比较两个 defaultidict 并只保留满足条件的记录
compare two defaultidicts and keep only records that satisfy a condition
我有一个 df,我想以 id 为键的方式将其转换为字典,然后获取字典列表作为值:
d = {'id': [1,1,1,1,2,2,3,3,3,4,4,4,4],
'label':['A','A','B','G','A','BB','C','C','A','BB','B','AA','AA']
,'amount':[2,-12,12,-12,5,-5,2,3,5,3,3,10,-10]}
df = pd.DataFrame(d)
d = defaultdict(lambda: defaultdict(list))
#only append the negative amounts
for index,row in df.iterrows():
if row["amount"] < 0:
d[row["id"]][row["amount"]].append(
{ "id": row["id"],
"label": row["label"]})
print(d)
Out: defaultdict(<function __main__.<lambda>()>,
{1: defaultdict(list,
{-12: [{'id': 1, 'description': 'A'},
{'id': 1, 'description': 'G'}]}),
2: defaultdict(list, {-5: [{'id': 2, 'description': 'BB'}]}),
4: defaultdict(list, {-10: [{'id': 4, 'description': 'AA'}]})})
d2 = defaultdict(lambda: defaultdict(list))
#only append the positive amounts
for index,row in df.iterrows():
account_id = row["id"]
amount = row["amount"]
if amount > 0:
d2[account_id][amount].append( { "id": row["id"],
"label": row["label"]})
print(d2)
Out: defaultdict(<function __main__.<lambda>()>,
{1: defaultdict(list,
{2: [{'id': 1, 'description': 'A'}],
12: [{'id': 1, 'description': 'B'}]}),
2: defaultdict(list, {5: [{'id': 2, 'description': 'A'}]}),
3: defaultdict(list,
{2: [{'id': 3, 'description': 'C'}],
3: [{'id': 3, 'description': 'C'}],
5: [{'id': 3, 'description': 'A'}]}),
4: defaultdict(list,
{3: [{'id': 4, 'description': 'BB'},
{'id': 4, 'description': 'B'}],
10: [{'id': 4, 'description': 'AA'}]})})
我如何比较两个字典,以便我得到包含同一用户的匹配正数和负数的记录,以便我的字典看起来像下面这样?我只想使用字典而不是 pandas operations.d
defaultdict(<function __main__.<lambda>()>,
{1: defaultdict(list,
{-12: [{'id': 1, 'description': 'A'},
{'id': 1, 'description': 'G'}],
12: [{'id': 1, 'description': 'B'}]},
2: defaultdic (list, {-5: [{'id': 2, 'description': 'BB'},
5: {'id': 2, 'description': 'A'}]}),
4: defaultdict(list, {-10: [{'id': 4, 'description': 'AA'}],
10: [{'id': 4, 'description': 'AA'}]}))
所以您基本上是想过滤每个 id 以正整数和负整数形式存在的金额?我建议在将其转换为字典之前在 pandas 中对其进行过滤。您可以按 id
进行分组,然后通过比较哪些数量也存在于相同的负 Series
:
中来过滤组
new_df = df.groupby('id').apply(lambda g: g[g['amount'].isin(g['amount']*-1)]).reset_index(drop=True)
输出:
id
label
amount
0
1
A
-12
1
1
B
12
2
1
G
-12
3
2
A
5
4
2
BB
-5
5
4
AA
10
6
4
AA
-10
然后您可以随心所欲地导出整个 df:
d = defaultdict(lambda: defaultdict(list))

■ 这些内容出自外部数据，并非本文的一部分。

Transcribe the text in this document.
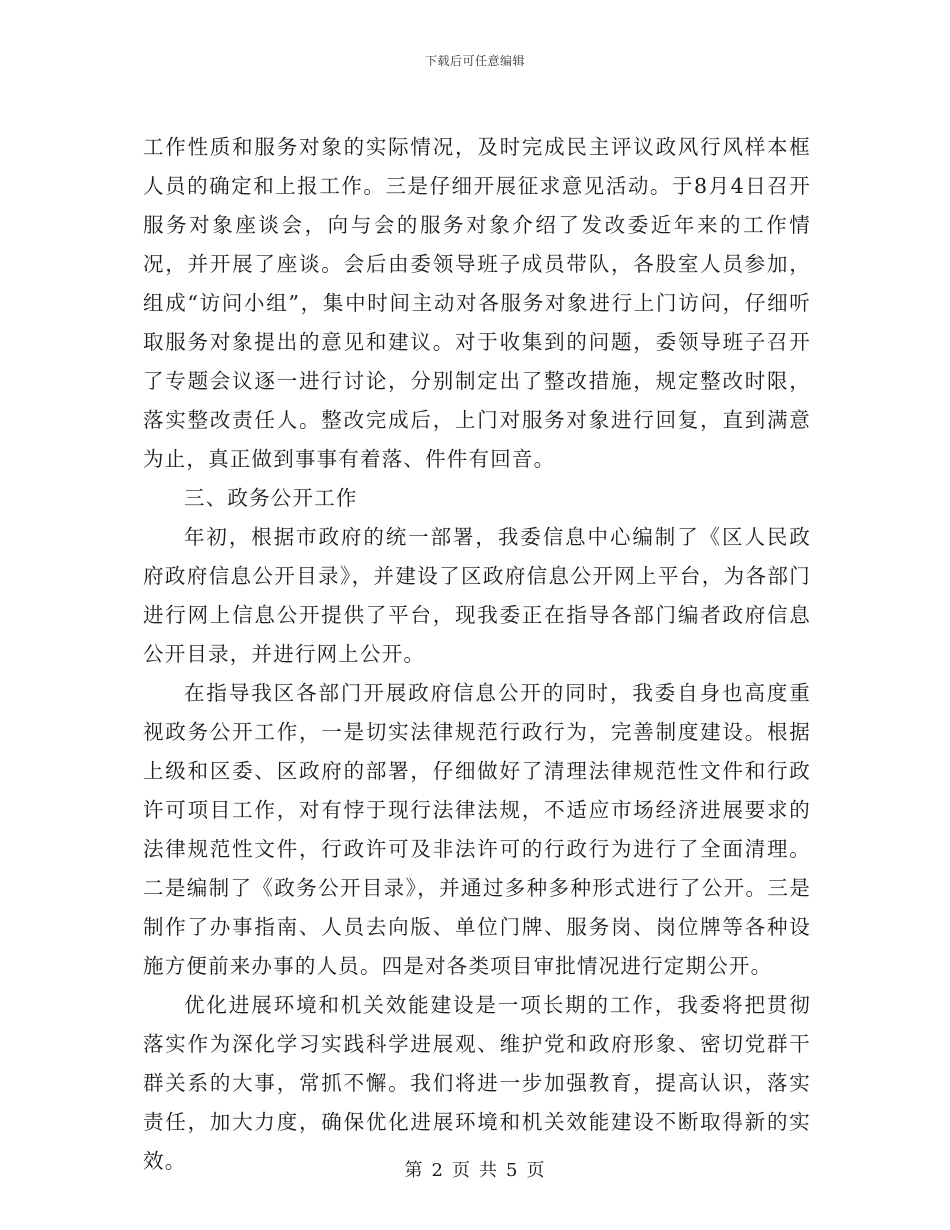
下载后可任意编辑

工作性质和服务对象的实际情况，及时完成民主评议政风行风样本框人员的确定和上报工作。三是仔细开展征求意见活动。于8月4日召开服务对象座谈会，向与会的服务对象介绍了发改委近年来的工作情况，并开展了座谈。会后由委领导班子成员带队，各股室人员参加，组成“访问小组”，集中时间主动对各服务对象进行上门访问，仔细听取服务对象提出的意见和建议。对于收集到的问题，委领导班子召开了专题会议逐一进行讨论，分别制定出了整改措施，规定整改时限，落实整改责任人。整改完成后，上门对服务对象进行回复，直到满意为止，真正做到事事有着落、件件有回音。

三、政务公开工作

年初，根据市政府的统一部署，我委信息中心编制了《区人民政府政府信息公开目录》，并建设了区政府信息公开网上平台，为各部门进行网上信息公开提供了平台，现我委正在指导各部门编者政府信息公开目录，并进行网上公开。

在指导我区各部门开展政府信息公开的同时，我委自身也高度重视政务公开工作，一是切实法律规范行政行为，完善制度建设。根据上级和区委、区政府的部署，仔细做好了清理法律规范性文件和行政许可项目工作，对有悖于现行法律法规，不适应市场经济进展要求的法律规范性文件，行政许可及非法许可的行政行为进行了全面清理。二是编制了《政务公开目录》，并通过多种多种形式进行了公开。三是制作了办事指南、人员去向版、单位门牌、服务岗、岗位牌等各种设施方便前来办事的人员。四是对各类项目审批情况进行定期公开。

优化进展环境和机关效能建设是一项长期的工作，我委将把贯彻落实作为深化学习实践科学进展观、维护党和政府形象、密切党群干群关系的大事，常抓不懈。我们将进一步加强教育，提高认识，落实责任，加大力度，确保优化进展环境和机关效能建设不断取得新的实效。	第 2 页 共 5 页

for index,row in new_df.iterrows():
d[row["id"]][row["amount"]].append(
{ "id": row["id"],
"label": row["label"]})
如果您只想比较字典,可以迭代一个字典,比较另一个字典中是否存在负值,然后将两个值写入新字典:
new_dict = {}
for item in d:
for i in d[item]:
if i*-1 in [i for item in d2 for i in d2[item]]:
new_dict[item] = {i:d[item][i], -i:d2[item][-i]}
结果:
{1: {-12: [{'id': 1, 'label': 'A'}, {'id': 1, 'label': 'G'}],
12: [{'id': 1, 'label': 'B'}]},
2: {-5: [{'id': 2, 'label': 'BB'}], 5: [{'id': 2, 'label': 'A'}]},
4: {-10: [{'id': 4, 'label': 'AA'}], 10: [{'id': 4, 'label': 'AA'}]}}
我有一个 df,我想以 id 为键的方式将其转换为字典,然后获取字典列表作为值:
d = {'id': [1,1,1,1,2,2,3,3,3,4,4,4,4],
'label':['A','A','B','G','A','BB','C','C','A','BB','B','AA','AA']
,'amount':[2,-12,12,-12,5,-5,2,3,5,3,3,10,-10]}
df = pd.DataFrame(d)
d = defaultdict(lambda: defaultdict(list))
#only append the negative amounts
for index,row in df.iterrows():
if row["amount"] < 0:
d[row["id"]][row["amount"]].append(
{ "id": row["id"],
"label": row["label"]})
print(d)
Out: defaultdict(<function __main__.<lambda>()>,
{1: defaultdict(list,
{-12: [{'id': 1, 'description': 'A'},
{'id': 1, 'description': 'G'}]}),
2: defaultdict(list, {-5: [{'id': 2, 'description': 'BB'}]}),
4: defaultdict(list, {-10: [{'id': 4, 'description': 'AA'}]})})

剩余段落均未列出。